Born in Düsseldorf, Adloff was the child of Franz Joseph Adloff (1786–1832) and Anna Margaretha Adloff, née Kaimer (1784–1846). From 1833 to 1843, he studied at the Kunstakademie Düsseldorf, where in 1836 he took the class of Landschaftsmaler under Johann Wilhelm Schirmer.[1] and attended the architecture class under Rudolf Wiegmann in 1840/1841. In the student lists of the Meisterklasse, he was listed as an architectural and landscape painter from 1840 to 1843. In his choice of motifs, he favoured – following the Dutch Golden Age painting – the Dutch landscape; he created beach, harbour, canal and city views, whose architecture he captured in detail and in a fine painting style. He often painted seascapes, which are bathed in a romantic mood of tranquillity by moonlight, morning and evening light. He was repeatedly represented at academic art exhibitions in Germany and abroad. Adloff was a member of the Malkasten.

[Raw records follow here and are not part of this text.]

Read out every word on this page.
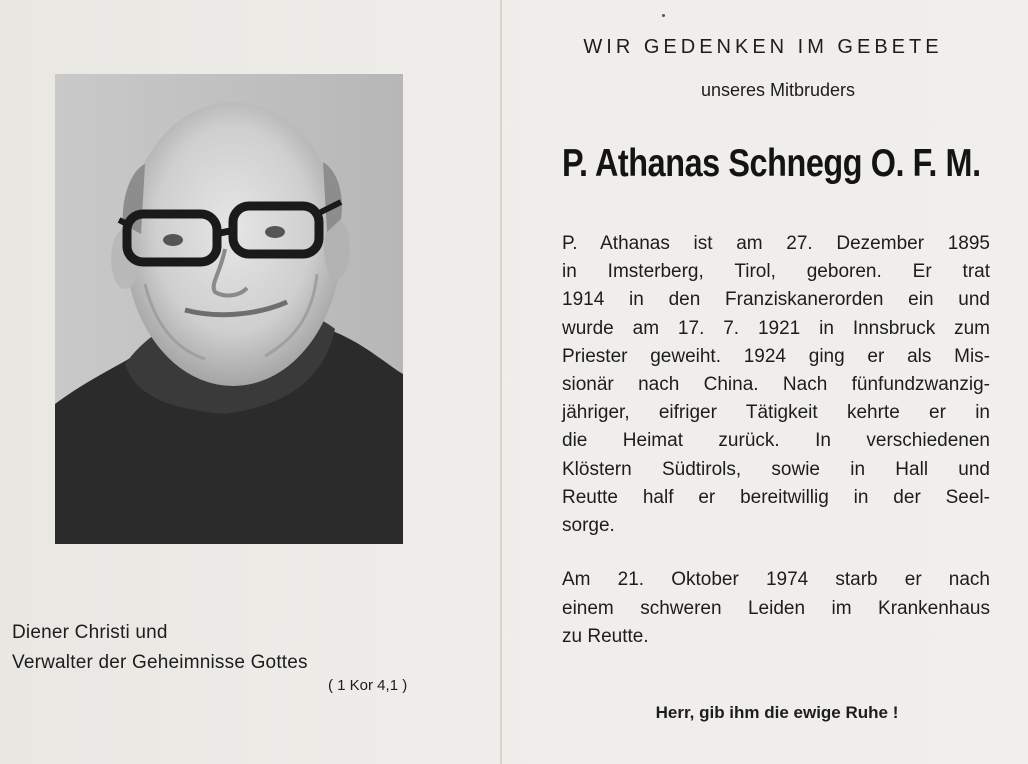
Diener Christi und
Verwalter der Geheimnisse Gottes
( 1 Kor 4,1 )
WIR GEDENKEN IM GEBETE
unseres Mitbruders
P. Athanas Schnegg O. F. M.
P. Athanas ist am 27. Dezember 1895
in Imsterberg, Tirol, geboren. Er trat
1914 in den Franziskanerorden ein und
wurde am 17. 7. 1921 in Innsbruck zum
Priester geweiht. 1924 ging er als Mis-
sionär nach China. Nach fünfundzwanzig-
jähriger, eifriger Tätigkeit kehrte er in
die Heimat zurück. In verschiedenen
Klöstern Südtirols, sowie in Hall und
Reutte half er bereitwillig in der Seel-
sorge.
Am 21. Oktober 1974 starb er nach
einem schweren Leiden im Krankenhaus
zu Reutte.
Herr, gib ihm die ewige Ruhe !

Adloff married Adelheid Schmitz (1820-1893), who gave birth to his daughter Sybilla Carolina († 1927) in 1850. They lived at Pfannenschoppenstraße 239 (today Klosterstraße in Düsseldorf-Stadtmitte) - in the house where Alwine and Adolph Schroedter had lived before they went to Karlsruhe.[2][3] Sybilla Carolina became the wife of the animal painter Carl Jutz in 1868.[4] and 1873 mother of the later landscape painter Carl Ernst Bernhard Jutz.
Adloff died in Düsseldorf at the age of 44 and was buried at Golzheimer Friedhof (southern part).